A heated discussion is underway as to why a patient with mental problems is still in A&E.
He overdosed early on Friday morning before discharging himself at 2pm.
Police were informed and the man returned of his own accord a few hours earlier, but the crisis team at New Cross cannot treat him until he has been assessed by specially trained staff from Penn Hospital, who don’t start work until 8am.
It’s a recurring problem. Sister Redding says that as with GP care, the links with mental health care often aren’t good enough.
“We’re stuck with a patient who we want to assess and who doesn’t want to be here, but we can’t do anything
The man leaves the hospital again shortly afterwards. There are just nine patients left in A&E in what is turning out to be a quiet end to most people’s shifts.

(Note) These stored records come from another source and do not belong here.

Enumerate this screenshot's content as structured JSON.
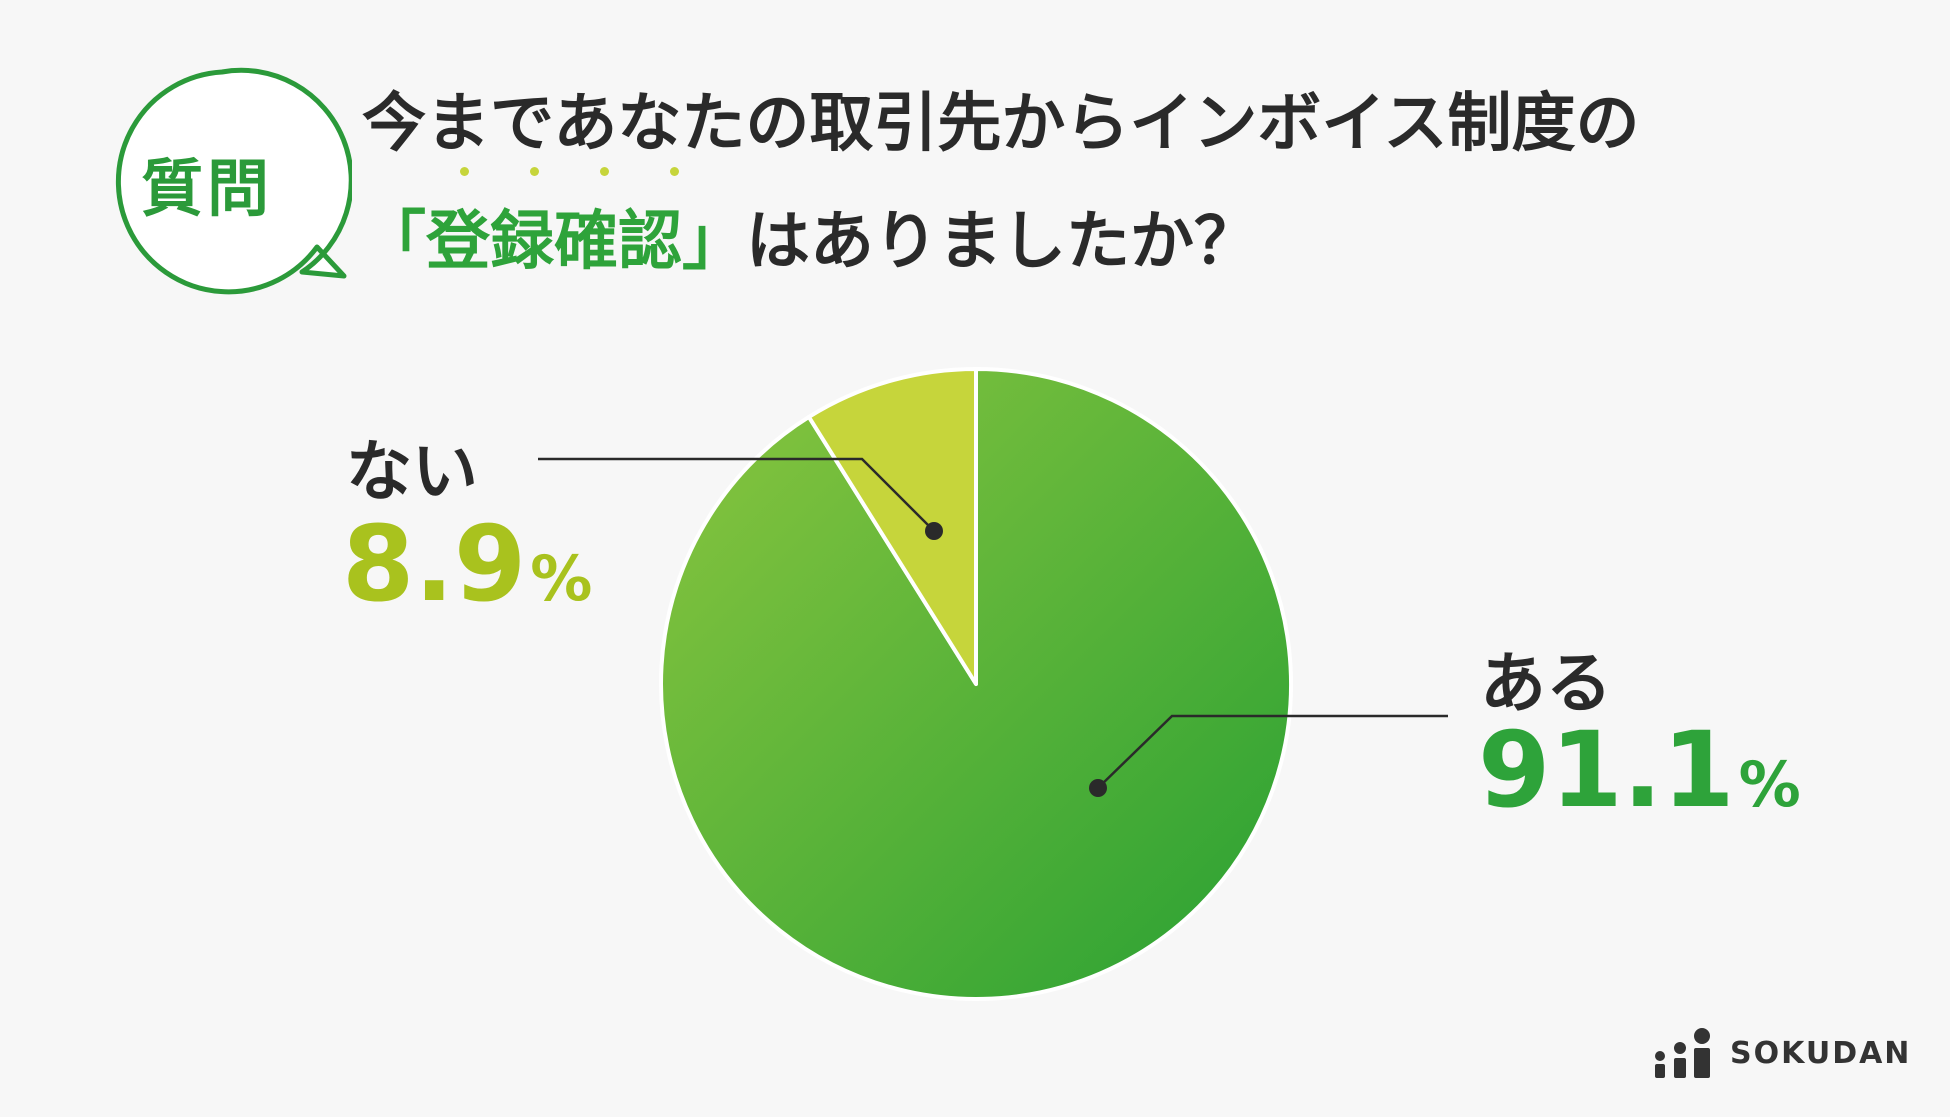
{
  "badge": {
    "label": "質問"
  },
  "title": {
    "line1": "今まであなたの取引先からインボイス制度の",
    "line2_open": "「",
    "line2_highlight": "登録確認",
    "line2_close": "」",
    "line2_rest": "はありましたか？"
  },
  "colors": {
    "primary_green": "#2ea33a",
    "light_green": "#c6d53b",
    "label_no": "#a9c21e",
    "label_yes": "#2ea33a"
  },
  "chart_data": {
    "type": "pie",
    "categories": [
      "ある",
      "ない"
    ],
    "values": [
      91.1,
      8.9
    ],
    "labels": [
      {
        "name": "ある",
        "value": "91.1",
        "unit": "%"
      },
      {
        "name": "ない",
        "value": "8.9",
        "unit": "%"
      }
    ]
  },
  "brand": {
    "name": "SOKUDAN"
  }
}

With not much on the nurses’ plates (apart from communal wine gums) the conversation switches to the quickest route to drive to Willenhall as the night winds down.
But then there’s an alleged assault victim severely inebriated.
After being put in a bed the man is soon on the floor, thrashing and shouting, having attempted to get to the toilet.
Mr Brown’s security partner in crime, 50-year-old David Warr, is keeping a close eye on the patient.
“It looks like he’s had a bit of a kicking,” Mr Warr said. “We’ve got a duty of care to people, whatever their condition and whether they’re drunk or not.
“I love the job and every night is different but sometimes it’s pretty impossible too.
“You become hardened to some sights, but never fully used to them, and you’ve got to keep headstrong in a crisis.
“You’ve got to be a bit of a people person – if they want our help it’s here and it’s the same with the nurses. It’s been up and down tonight.”
The drunken man duly begins shouting and banging from inside the toilet.
According to Mr Warr: “Just another ordinary day in A&E.”